Indirect discrimination occurs when an employer applies a provision, criterion or practice (PCP) which discriminates against a worker in relation to a protected characteristic, unless it can be justified. In Dutton v The Governing Body of Woodslee Primary School and anor, the Employment Appeal Tribunal (EAT) held that when assessing justification, tribunals must weigh up the importance of the legitimate aim against the discriminatory effect of the treatment.
Basic facts
Ms Dutton was a teacher at a school for children with special educational needs who required a significant degree of continuity and stability in their lives.
Before going on maternity leave, Ms Dutton made a written request to be allowed to return on a part-time basis. That is, working four days a week rather than five. The school refused her request on the basis that the children required stability. Her appeal against that decision was also turned down.
Ms Dutton made a claim of indirect sex discrimination, arguing that the school had imposed a PCP to work full-time which put her at a particular disadvantage because of her sex.
Tribunal decision
The tribunal agreed that the PCP of working a full, five-day, week placed Ms Dutton and anyone else sharing her protected characteristic at a disadvantage. It also accepted that the school had demonstrated a legitimate aim. That is, the need for stability and continuity for the children who Ms Dutton was employed to teach. What was in issue was whether the PCP was a proportionate means of achieving that legitimate aim.
Admitting that it had not found it easy to resolve the conflicting needs of Ms Dutton and those of the school, the tribunal held that the school’s decision was a proportionate means of achieving a legitimate aim.
EAT decision
The EAT held that, when carrying out a balancing exercise between conflicting needs, tribunals must weigh up the importance of the legitimate aim against the discriminatory effect of the treatment. To be proportionate, a measure must be both an appropriate means of achieving the legitimate aim and reasonably necessary in order to do so. That meant balancing Ms Dutton’s understandable desire to spend time with her child against the needs of the school in terms of their duties to the vulnerable children in their care.

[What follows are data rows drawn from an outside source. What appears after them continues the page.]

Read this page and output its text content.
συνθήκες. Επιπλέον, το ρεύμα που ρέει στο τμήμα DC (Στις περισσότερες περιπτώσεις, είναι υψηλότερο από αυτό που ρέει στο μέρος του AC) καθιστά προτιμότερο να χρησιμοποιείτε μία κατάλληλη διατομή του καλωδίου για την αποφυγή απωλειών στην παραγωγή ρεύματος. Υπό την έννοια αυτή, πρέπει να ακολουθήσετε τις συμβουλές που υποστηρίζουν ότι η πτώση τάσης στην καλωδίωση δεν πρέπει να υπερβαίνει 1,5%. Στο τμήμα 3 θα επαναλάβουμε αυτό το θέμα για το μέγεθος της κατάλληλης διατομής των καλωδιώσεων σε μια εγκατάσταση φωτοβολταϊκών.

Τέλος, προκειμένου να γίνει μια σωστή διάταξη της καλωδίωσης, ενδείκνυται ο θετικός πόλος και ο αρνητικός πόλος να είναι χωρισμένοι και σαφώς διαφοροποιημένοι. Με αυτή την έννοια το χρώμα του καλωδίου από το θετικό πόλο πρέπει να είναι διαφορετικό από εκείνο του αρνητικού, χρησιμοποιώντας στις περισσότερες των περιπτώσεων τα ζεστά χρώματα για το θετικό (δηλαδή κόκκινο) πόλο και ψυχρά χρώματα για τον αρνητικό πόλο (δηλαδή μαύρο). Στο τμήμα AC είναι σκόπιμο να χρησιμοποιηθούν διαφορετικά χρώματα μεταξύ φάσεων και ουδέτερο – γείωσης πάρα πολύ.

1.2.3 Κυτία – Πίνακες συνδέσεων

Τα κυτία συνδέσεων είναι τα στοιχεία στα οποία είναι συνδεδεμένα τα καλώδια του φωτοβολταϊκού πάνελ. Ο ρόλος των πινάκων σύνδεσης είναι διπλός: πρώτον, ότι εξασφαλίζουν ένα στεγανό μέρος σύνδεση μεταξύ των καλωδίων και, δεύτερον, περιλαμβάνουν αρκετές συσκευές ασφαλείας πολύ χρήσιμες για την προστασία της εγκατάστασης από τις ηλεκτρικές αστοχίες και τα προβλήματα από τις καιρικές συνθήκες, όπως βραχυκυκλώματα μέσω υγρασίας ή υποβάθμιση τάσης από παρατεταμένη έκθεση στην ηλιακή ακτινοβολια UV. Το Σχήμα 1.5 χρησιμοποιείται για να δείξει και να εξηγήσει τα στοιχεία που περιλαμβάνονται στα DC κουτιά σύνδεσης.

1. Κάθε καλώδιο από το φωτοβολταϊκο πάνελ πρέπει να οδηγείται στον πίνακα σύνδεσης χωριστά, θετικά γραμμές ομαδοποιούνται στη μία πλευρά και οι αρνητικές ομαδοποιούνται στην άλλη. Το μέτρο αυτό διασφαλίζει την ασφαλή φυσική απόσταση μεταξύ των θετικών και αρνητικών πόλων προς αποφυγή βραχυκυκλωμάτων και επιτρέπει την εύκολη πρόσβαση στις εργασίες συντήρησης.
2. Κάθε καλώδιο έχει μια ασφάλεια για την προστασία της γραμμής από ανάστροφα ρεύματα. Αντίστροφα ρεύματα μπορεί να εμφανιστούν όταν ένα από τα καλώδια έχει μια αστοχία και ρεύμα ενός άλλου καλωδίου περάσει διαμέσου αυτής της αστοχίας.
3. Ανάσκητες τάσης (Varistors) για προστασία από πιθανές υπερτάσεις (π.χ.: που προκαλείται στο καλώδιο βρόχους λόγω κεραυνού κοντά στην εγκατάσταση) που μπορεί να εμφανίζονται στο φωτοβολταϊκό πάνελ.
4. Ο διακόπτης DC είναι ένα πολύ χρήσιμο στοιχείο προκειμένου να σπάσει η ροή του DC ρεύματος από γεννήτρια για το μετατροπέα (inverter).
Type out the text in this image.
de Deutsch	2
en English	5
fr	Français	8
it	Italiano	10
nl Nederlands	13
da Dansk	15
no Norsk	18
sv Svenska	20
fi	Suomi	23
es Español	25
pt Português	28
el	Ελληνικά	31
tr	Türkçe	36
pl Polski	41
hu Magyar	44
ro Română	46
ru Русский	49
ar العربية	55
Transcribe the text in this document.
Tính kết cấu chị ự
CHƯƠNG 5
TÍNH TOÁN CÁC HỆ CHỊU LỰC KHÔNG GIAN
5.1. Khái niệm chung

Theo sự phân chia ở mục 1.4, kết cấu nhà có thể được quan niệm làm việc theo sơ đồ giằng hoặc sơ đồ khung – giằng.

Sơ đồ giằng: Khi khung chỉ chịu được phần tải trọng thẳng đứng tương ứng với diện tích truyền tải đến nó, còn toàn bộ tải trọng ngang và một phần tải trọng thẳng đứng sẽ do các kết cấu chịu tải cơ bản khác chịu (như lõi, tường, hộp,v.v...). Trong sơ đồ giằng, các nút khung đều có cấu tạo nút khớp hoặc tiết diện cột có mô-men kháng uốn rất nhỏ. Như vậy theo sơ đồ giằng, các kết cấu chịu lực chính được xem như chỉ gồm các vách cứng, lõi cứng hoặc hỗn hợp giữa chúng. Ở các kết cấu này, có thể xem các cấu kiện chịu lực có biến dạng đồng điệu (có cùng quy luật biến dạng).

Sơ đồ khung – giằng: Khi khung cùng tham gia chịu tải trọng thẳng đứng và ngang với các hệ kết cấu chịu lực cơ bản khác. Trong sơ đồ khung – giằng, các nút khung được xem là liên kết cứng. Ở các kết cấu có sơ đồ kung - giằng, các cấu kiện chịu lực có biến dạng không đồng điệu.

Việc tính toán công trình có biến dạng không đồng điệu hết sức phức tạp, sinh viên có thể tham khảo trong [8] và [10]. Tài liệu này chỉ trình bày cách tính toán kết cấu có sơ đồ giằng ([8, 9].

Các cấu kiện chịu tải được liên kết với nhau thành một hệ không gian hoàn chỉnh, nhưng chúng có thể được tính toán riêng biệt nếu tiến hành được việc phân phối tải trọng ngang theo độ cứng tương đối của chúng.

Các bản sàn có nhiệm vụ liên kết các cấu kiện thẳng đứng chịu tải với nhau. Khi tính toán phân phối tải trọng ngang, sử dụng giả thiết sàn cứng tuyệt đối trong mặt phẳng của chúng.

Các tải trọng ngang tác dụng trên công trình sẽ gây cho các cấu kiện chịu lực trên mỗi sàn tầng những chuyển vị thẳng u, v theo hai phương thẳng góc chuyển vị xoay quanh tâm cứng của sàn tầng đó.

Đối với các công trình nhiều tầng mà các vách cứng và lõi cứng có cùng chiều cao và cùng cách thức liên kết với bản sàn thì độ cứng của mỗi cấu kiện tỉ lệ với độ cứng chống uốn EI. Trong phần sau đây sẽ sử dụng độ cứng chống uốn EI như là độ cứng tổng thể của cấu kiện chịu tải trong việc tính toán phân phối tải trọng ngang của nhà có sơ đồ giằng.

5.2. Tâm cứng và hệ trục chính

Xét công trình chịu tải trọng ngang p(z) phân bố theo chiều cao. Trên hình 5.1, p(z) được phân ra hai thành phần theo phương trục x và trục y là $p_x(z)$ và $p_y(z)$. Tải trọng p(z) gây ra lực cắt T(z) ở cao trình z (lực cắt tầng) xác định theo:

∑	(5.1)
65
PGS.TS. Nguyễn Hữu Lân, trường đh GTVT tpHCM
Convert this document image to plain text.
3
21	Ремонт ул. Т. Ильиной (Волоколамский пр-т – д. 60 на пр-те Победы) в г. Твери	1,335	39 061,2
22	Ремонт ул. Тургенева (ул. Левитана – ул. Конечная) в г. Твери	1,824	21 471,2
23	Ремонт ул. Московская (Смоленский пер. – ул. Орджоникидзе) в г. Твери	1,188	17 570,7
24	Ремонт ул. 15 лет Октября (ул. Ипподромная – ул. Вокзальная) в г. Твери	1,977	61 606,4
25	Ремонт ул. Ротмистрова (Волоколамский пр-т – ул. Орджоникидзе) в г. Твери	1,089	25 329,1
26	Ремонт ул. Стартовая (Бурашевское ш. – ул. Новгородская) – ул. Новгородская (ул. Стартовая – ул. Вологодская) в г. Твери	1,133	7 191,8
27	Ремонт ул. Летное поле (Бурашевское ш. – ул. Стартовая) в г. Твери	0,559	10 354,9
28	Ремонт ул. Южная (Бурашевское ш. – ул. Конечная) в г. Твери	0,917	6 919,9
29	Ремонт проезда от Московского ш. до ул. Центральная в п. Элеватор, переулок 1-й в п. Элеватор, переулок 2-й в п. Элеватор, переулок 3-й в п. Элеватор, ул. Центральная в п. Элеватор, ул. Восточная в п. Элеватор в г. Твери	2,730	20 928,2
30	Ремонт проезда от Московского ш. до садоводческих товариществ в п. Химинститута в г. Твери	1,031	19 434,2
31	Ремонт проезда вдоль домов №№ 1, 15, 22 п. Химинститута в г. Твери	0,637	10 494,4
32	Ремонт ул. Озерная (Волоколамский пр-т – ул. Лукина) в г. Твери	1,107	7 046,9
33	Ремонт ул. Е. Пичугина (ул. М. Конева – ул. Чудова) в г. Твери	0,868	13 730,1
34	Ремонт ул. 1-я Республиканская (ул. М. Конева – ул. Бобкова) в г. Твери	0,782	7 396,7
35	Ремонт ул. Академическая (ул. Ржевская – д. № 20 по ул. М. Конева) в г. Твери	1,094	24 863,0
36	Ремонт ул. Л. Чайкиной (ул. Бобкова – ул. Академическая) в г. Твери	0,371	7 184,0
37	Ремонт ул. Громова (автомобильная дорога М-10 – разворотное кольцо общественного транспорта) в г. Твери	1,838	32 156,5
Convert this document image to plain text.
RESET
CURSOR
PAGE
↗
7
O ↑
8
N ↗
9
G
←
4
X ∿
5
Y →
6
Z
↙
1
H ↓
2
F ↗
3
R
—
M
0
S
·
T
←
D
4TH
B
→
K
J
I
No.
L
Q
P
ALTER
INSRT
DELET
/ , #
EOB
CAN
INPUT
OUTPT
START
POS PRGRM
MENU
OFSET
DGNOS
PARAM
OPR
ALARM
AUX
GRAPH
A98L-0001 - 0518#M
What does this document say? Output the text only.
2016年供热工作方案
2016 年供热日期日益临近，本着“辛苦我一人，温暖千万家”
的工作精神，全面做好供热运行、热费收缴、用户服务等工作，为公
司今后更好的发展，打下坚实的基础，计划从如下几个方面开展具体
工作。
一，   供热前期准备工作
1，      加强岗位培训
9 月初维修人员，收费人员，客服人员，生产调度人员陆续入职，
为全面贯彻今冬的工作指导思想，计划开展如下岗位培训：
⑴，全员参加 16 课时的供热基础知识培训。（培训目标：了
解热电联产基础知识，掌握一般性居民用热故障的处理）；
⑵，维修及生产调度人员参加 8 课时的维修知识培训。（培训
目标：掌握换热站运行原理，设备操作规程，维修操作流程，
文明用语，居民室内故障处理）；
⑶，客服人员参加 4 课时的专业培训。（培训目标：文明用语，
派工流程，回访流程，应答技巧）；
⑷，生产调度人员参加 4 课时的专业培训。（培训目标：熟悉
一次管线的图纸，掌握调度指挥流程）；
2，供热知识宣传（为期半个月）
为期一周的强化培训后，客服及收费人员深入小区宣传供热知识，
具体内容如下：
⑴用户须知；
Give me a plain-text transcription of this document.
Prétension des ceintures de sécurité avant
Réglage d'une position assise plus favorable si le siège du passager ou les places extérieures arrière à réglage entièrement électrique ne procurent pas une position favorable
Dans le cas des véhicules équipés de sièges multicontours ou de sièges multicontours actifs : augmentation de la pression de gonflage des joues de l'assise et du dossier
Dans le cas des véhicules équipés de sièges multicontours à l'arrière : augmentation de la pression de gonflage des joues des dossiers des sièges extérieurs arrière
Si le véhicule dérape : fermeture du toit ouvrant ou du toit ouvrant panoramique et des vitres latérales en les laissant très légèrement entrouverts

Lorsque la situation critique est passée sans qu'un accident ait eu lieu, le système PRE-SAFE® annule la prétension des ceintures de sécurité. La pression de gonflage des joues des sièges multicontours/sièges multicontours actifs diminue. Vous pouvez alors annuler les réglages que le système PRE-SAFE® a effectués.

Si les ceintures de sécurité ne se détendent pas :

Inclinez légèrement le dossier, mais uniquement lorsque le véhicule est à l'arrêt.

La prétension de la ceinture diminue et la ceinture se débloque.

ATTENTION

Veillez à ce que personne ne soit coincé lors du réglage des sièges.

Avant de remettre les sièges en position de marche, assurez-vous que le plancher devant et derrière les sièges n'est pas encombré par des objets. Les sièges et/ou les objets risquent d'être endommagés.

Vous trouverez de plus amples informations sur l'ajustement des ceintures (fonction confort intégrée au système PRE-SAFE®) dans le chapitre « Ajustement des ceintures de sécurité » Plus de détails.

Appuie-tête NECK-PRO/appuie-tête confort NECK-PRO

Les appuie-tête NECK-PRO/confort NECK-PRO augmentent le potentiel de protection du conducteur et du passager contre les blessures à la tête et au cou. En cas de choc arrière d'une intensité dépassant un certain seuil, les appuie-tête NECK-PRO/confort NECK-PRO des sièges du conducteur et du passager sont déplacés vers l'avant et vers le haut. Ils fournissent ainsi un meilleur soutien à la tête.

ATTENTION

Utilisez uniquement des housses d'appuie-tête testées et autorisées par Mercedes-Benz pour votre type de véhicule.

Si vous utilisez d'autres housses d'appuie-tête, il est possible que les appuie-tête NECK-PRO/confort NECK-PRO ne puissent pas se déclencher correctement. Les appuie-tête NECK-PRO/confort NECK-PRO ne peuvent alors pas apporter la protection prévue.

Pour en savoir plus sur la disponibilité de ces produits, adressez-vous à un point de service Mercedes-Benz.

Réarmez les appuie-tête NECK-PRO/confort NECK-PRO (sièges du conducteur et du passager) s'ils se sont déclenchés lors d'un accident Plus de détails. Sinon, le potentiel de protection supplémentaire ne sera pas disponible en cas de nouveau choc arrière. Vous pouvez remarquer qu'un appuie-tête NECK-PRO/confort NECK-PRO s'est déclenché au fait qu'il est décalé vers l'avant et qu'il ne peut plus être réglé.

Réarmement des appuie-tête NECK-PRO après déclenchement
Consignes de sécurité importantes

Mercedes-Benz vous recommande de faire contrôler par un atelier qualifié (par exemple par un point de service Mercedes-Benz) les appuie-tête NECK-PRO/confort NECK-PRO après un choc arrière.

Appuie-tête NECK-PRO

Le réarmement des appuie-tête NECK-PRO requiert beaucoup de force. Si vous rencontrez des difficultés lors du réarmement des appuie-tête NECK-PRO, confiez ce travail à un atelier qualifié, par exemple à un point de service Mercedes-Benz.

In this case, the EAT found that although the tribunal had identified the competing factors, it then failed to explain how it had engaged with and tried to resolve those issues, not least because it failed to carry out the assessment it should have undertaken. Although the tribunal had acknowledged that it was not easy to resolve the conflicting issues, it was impossible from the reasons given to see it had carried out the required assessment let alone had done so with the appropriate degree of scrutiny.
The EAT therefore allowed the appeal and remitted the case back to a freshly constituted tribunal to start all over again.